Expand on this in some interesting way(s), e.g.

  • Improve the search ability in the responder bot so that it returns more interesting/unique responses that are also more relevant to the message sent to them. For example, you could use tf-idf values to pick interesting words to use as the search, or search for bigrams. (You should also consider using a stream rather than the user access to get these tweets.)
  • Given a search for possible responses, improve the selection of the response message, e.g. by selecting those that are the best matches (probably using cosine similarity), and that are most unique in the set of returned results (perhaps using relative frequency ratios).
  • Pre-compute a topic model and use the topics as ways to find words to search for that aren't exact matches to any of the words in the original tweet that you must respond to.
  • Keep state about interactions, e.g. so that if someone tweets to your bot, it might actually proactively tweet to them (for that session) based on the initial reactions.
  • Use information about the person tweeting to your bot to customize the response, e.g. by using their name (or at least filtering out names of other people) or gather their tweets or previous tweets to get more relevant responses.
  • Use an n-gram language model based on all the tweets you got from searching to generate new text for a response tweet.
  • Additionally, start creating new tweets (not necessarily responses) using a language model.
  • Give your bot some personality by having it follow certain kinds of users (e.g. skeptics, musicians, architects) and having it select its responses from them or their followers.
  • Expand the word cloud code from the tutorial so that you cluster the followers of a given user. (Note: because of rate limits, you'll want to do this in two steps---the first to obtain the descriptions and save them to disk, and then another to actually work with them.)

I'm of course happy to discuss any of these ideas or your own further, either in person or over email.

You do not need to use the code I did, at least not in any way that preserves it in your final solution: just use what you need and throw away anything you don't need.

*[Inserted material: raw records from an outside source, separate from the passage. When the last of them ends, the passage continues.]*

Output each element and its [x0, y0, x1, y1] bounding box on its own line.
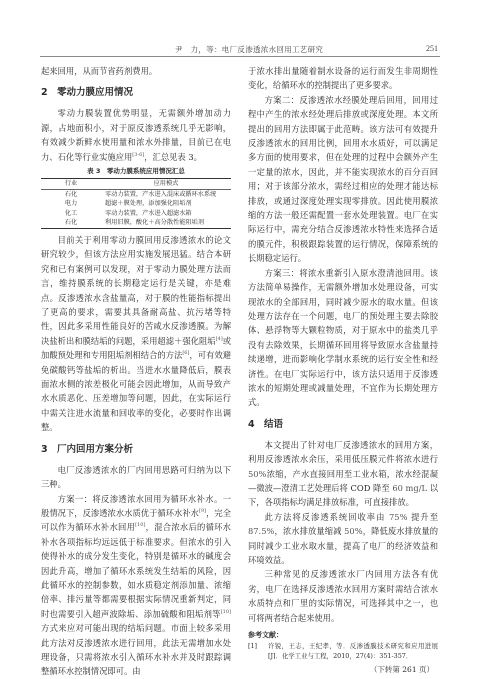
citation: [4]: [216, 336, 223, 342]
section-number: 4: [248, 418, 264, 432]
section-number: 2: [41, 86, 57, 100]
conclusion-paragraph-3: 三种常见的反渗透浓水厂内回用方法各有优劣，电厂在选择反渗透浓水回用方案时需结合浓…: [248, 567, 438, 625]
section-4-heading: 4结语: [248, 418, 438, 432]
conclusion-paragraph-2: 此方法将反渗透系统回收率由 75% 提升至 87.5%，浓水排放量缩减 50%，…: [248, 510, 438, 568]
left-column: 起来回用，从而节省药剂费用。 2零动力膜应用情况 零动力膜装置优势明显，无需额外…: [41, 64, 231, 679]
continued-note: （下转第 261 页）: [248, 663, 438, 677]
recovery-to: 87.5%: [248, 526, 274, 536]
reference-text: 许锐，王志，王纪孝，等．反渗透膜技术研究和应用进展[J]．化学工业与工程，201…: [268, 641, 438, 661]
table-header-row: 行业 应用模式: [41, 179, 231, 190]
section-title: 结语: [264, 419, 283, 430]
table-row: 电力 超滤＋膜处理，添加强化阻垢剂: [41, 199, 231, 209]
discharge-reduction: 50%: [344, 526, 362, 536]
section-title: 厂内回用方案分析: [57, 444, 133, 455]
concentration-ratio: 50%: [248, 469, 266, 479]
intro-tail: 起来回用，从而节省药剂费用。: [41, 64, 231, 78]
conclusion-paragraph-1: 本文提出了针对电厂反渗透浓水的回用方案，利用反渗透浓水余压，采用低压膜元件将浓水…: [248, 438, 438, 510]
table-row: 化工 零动力装置，产水进入超滤水箱: [41, 209, 231, 219]
section-number: 3: [41, 443, 57, 457]
section-2-heading: 2零动力膜应用情况: [41, 86, 231, 100]
running-header: 尹 力，等：电厂反渗透浓水回用工艺研究 251: [40, 42, 440, 57]
citation: [9]: [199, 508, 206, 514]
citation: [3-6]: [132, 152, 144, 158]
cod-value: 60 mg/L: [392, 483, 427, 493]
table-row: 石化 利用旧膜，酸化＋高分散性能阻垢剂: [41, 218, 231, 228]
right-column: 于浓水排出量随着制水设备的运行而发生非周期性变化，给循环水的控制提出了更多要求。…: [248, 64, 438, 677]
reference-item: [1] 许锐，王志，王纪孝，等．反渗透膜技术研究和应用进展[J]．化学工业与工程…: [248, 641, 438, 661]
references-heading: 参考文献：: [248, 629, 438, 641]
continued-paragraph: 于浓水排出量随着制水设备的运行而发生非周期性变化，给循环水的控制提出了更多要求。: [248, 64, 438, 93]
running-title: 尹 力，等：电厂反渗透浓水回用工艺研究: [175, 44, 323, 55]
citation: [10]: [135, 523, 145, 529]
section-2-paragraph-2: 目前关于利用零动力膜回用反渗透浓水的论文研究较少，但该方法应用实施发展迅猛。结合…: [41, 233, 231, 435]
column-header-mode: 应用模式: [101, 179, 231, 190]
section-title: 零动力膜应用情况: [57, 87, 133, 98]
section-3-paragraph-1: 电厂反渗透浓水的厂内回用思路可归纳为以下三种。: [41, 463, 231, 492]
section-2-paragraph-1: 零动力膜装置优势明显，无需额外增加动力源，占地面积小，对于原反渗透系统几乎无影响…: [41, 106, 231, 164]
recovery-from: 75%: [389, 512, 407, 522]
section-3-paragraph-2: 方案一：将反渗透浓水回用为循环水补水。一般情况下，反渗透浓水水质优于循环水补水[…: [41, 492, 231, 679]
table-row: 石化 零动力装置，产水进入混床或循环水系统: [41, 189, 231, 199]
plan-3-paragraph: 方案三：将浓水重新引入原水澄清池回用。该方法简单易操作，无需额外增加水处理设备，…: [248, 266, 438, 410]
page-number: 251: [426, 44, 438, 53]
column-header-industry: 行业: [41, 179, 101, 190]
citation: [10]: [221, 609, 231, 615]
section-3-heading: 3厂内回用方案分析: [41, 443, 231, 457]
reference-number: [1]: [248, 641, 268, 661]
application-table: 行业 应用模式 石化 零动力装置，产水进入混床或循环水系统 电力 超滤＋膜处理，…: [41, 178, 231, 229]
table-caption: 表 3 零动力膜系统应用情况汇总: [41, 166, 231, 176]
plan-2-paragraph: 方案二：反渗透浓水经膜处理后回用，回用过程中产生的浓水经处理后排放或深度处理。本…: [248, 93, 438, 266]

Use external libraries that you need, but ensure that they work with the sbt build (either as dependencies or by placing them in the lib directory). Also, you are welcome to mix and match code from other students in order to get further capabilities (recall that these are all public forks of tshrdlu, so you can find the others easily). If you do this, you should give credit to them in your write-up.

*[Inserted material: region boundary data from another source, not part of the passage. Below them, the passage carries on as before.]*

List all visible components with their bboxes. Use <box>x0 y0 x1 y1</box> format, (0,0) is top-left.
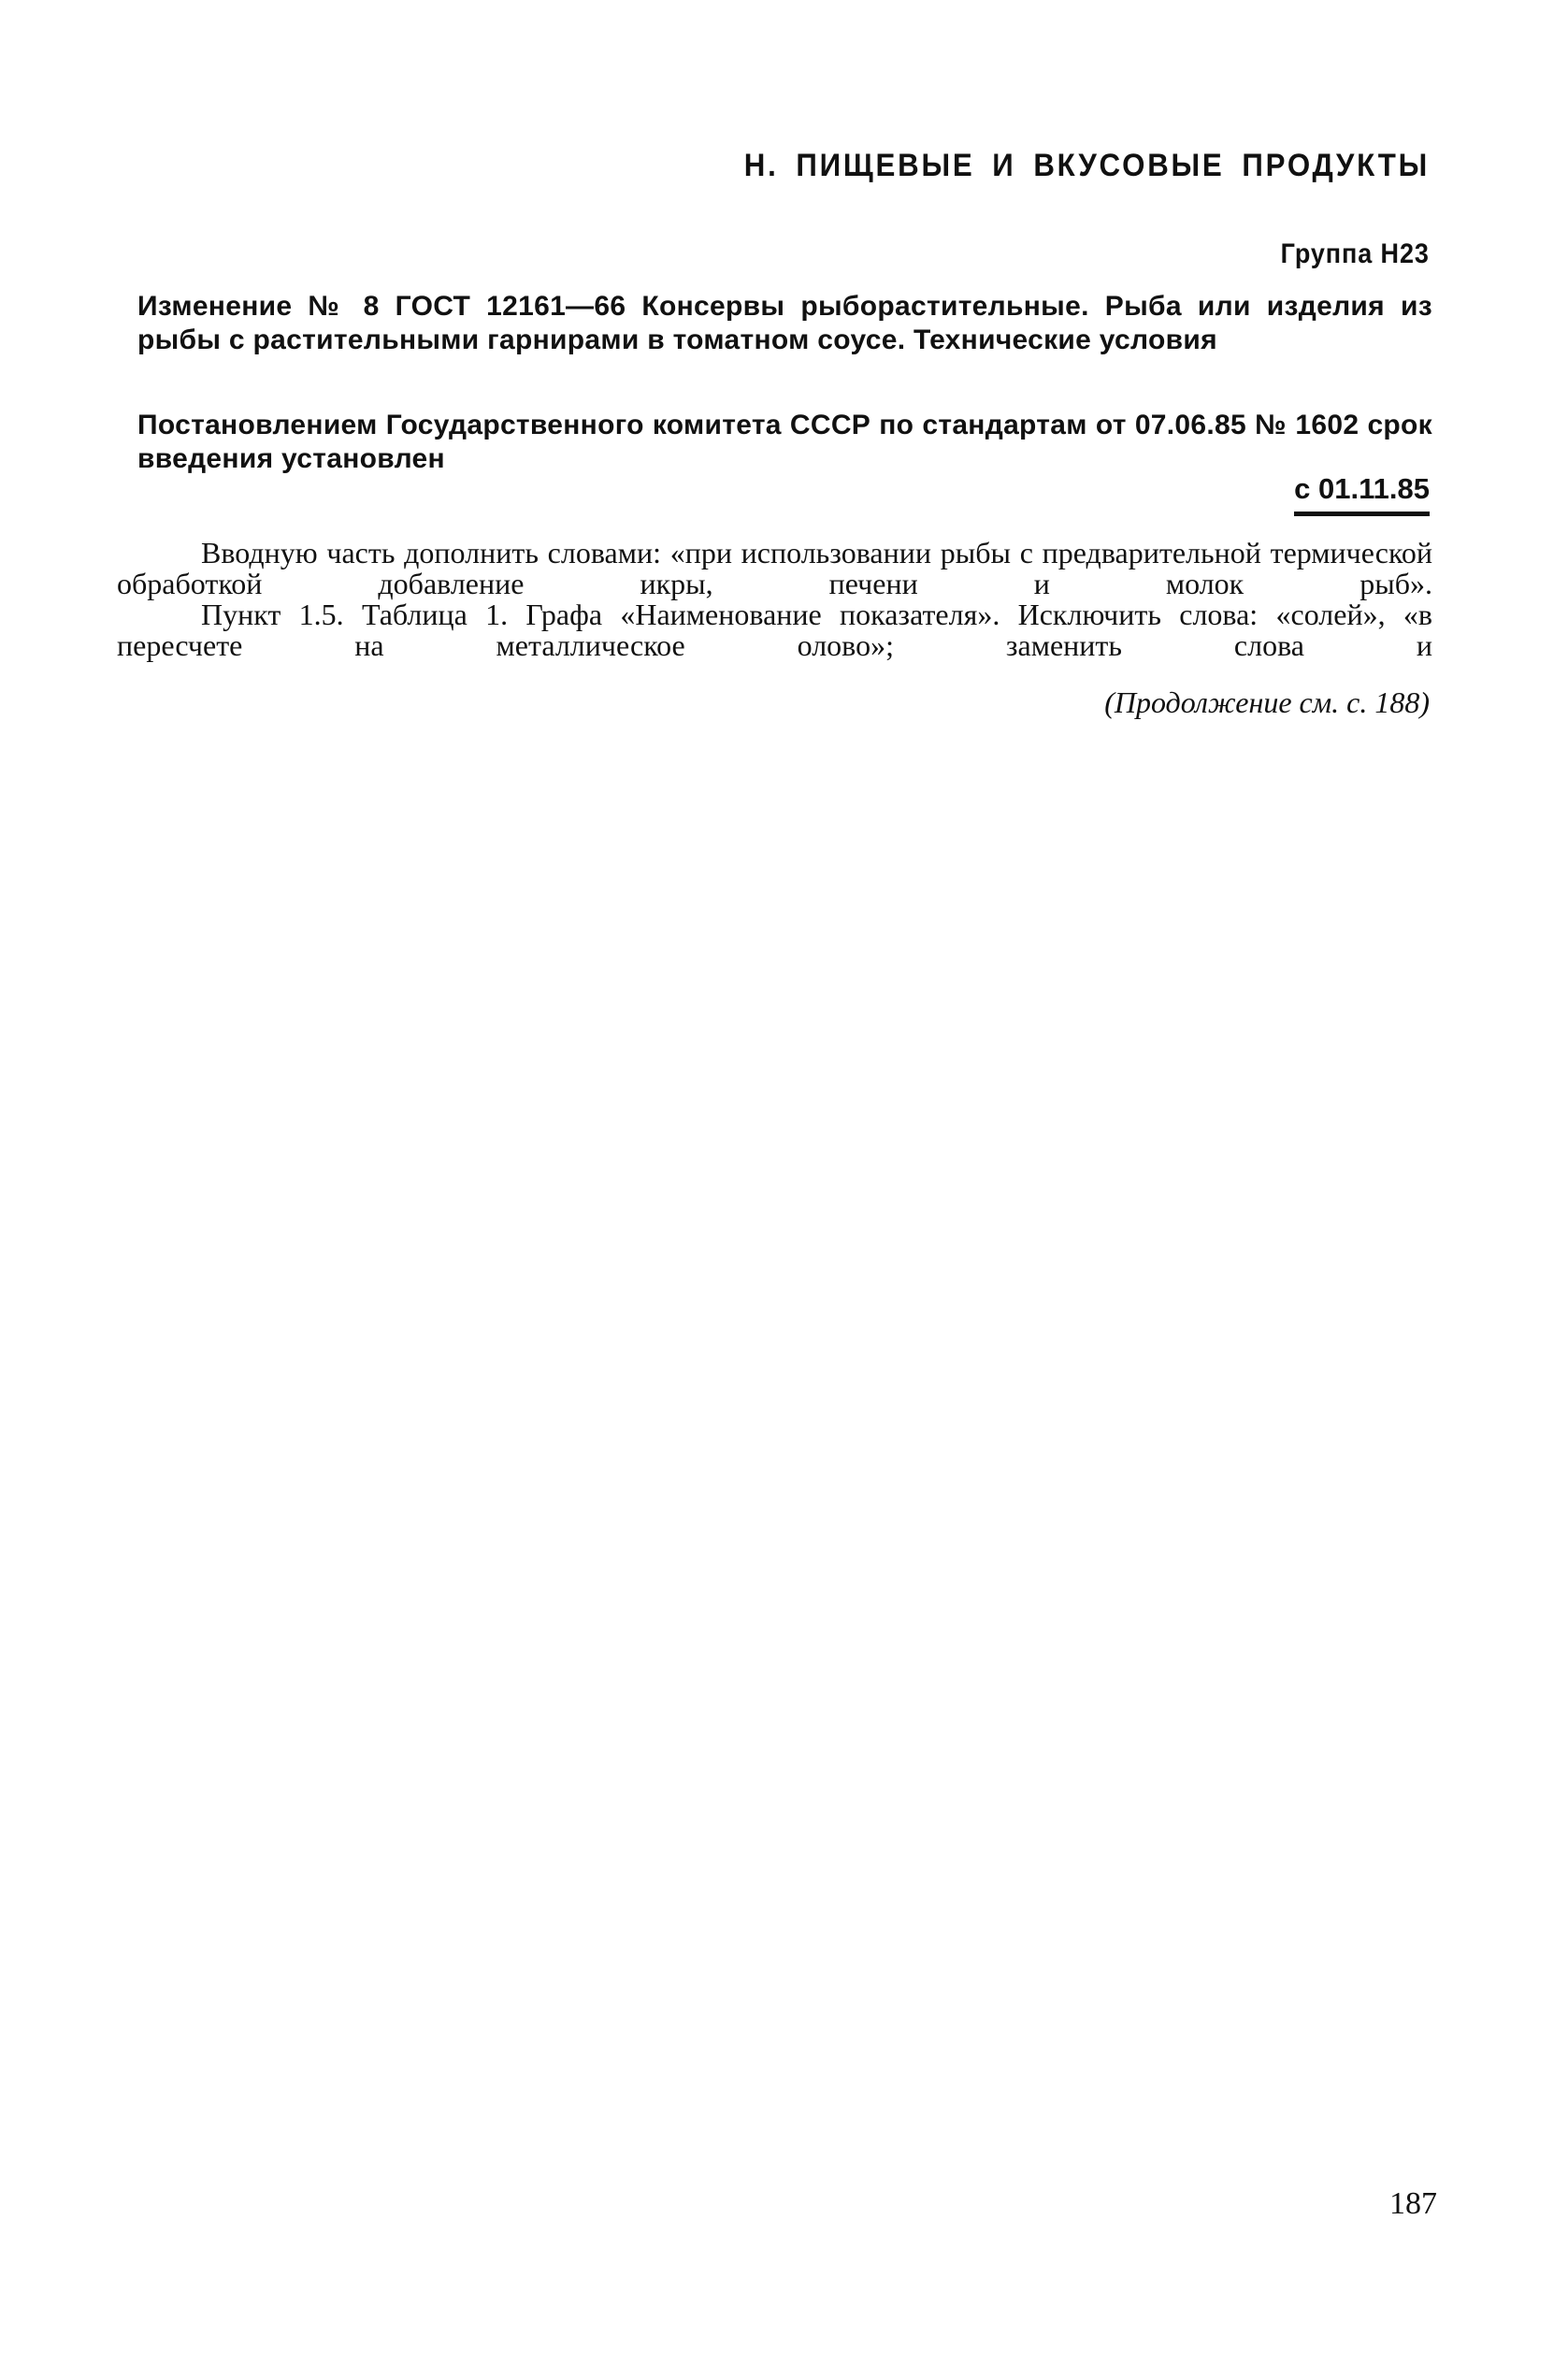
paragraph-intro: Вводную часть дополнить словами: «при ис… <box>117 538 1432 599</box>
paragraph-item-1-5: Пункт 1.5. Таблица 1. Графа «Наименовани… <box>117 599 1432 661</box>
page-number: 187 <box>1389 2186 1437 2222</box>
body-text: Вводную часть дополнить словами: «при ис… <box>117 538 1432 661</box>
group-label: Группа Н23 <box>1281 238 1430 270</box>
change-title: Изменение № 8 ГОСТ 12161—66 Консервы рыб… <box>137 290 1432 357</box>
section-title: Н. ПИЩЕВЫЕ И ВКУСОВЫЕ ПРОДУКТЫ <box>744 148 1430 184</box>
continuation-note: (Продолжение см. с. 188) <box>1104 685 1430 720</box>
effective-date: с 01.11.85 <box>1294 472 1430 516</box>
decree-statement: Постановлением Государственного комитета… <box>137 409 1432 476</box>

With any of these, you must write down what you did, give pointers to the relevant code, and discuss interesting things that happened or that you found. As part of your write-up, include at least one paragraph that gives some initial thoughts regarding the course project: given what we've done so far, what you do think you might be able to do in the context of automating analysis and/or interaction on Twitter using natural language processing and machine learning?

Rubric

Your submission will be scored using the following rubric. Qualities of full-point submissions are given below each area.

  • Coding: 30
    • The code implements non-trivial extensions of the starting code.
    • The code demonstrates thought about program dependencies and flow.
    • The code is organized and documented.
  • Writing: 40
    • The write-up clearly explains what was done.
    • The write-up has examples, including relevant output (e.g. interactions, clusters, etc).
    • The write-up provides analysis of output, as appropriate.
    • The write-up has references to any papers, blog posts, or other resource that were used to complete the work.
    • The write-up is professionally done (organized, free of spelling and grammar errors).
  • Creativity: 10
    • The work shows original thought in selection of task, choosing algorithms for solving it, solutions to coding challenges, and analyzing their output.
    • The work combines different ideas from the class in new ways.
  • Overall quality: 20
    • The work as a whole is high quality.

In giving this rubric in this way, I don't wish to make you feel you must submit something akin to a semester final report. This project stage is of course worth only 4% of the total grade, so it doesn't need to be "big". Do something interesting, do it well, and write it up clearly.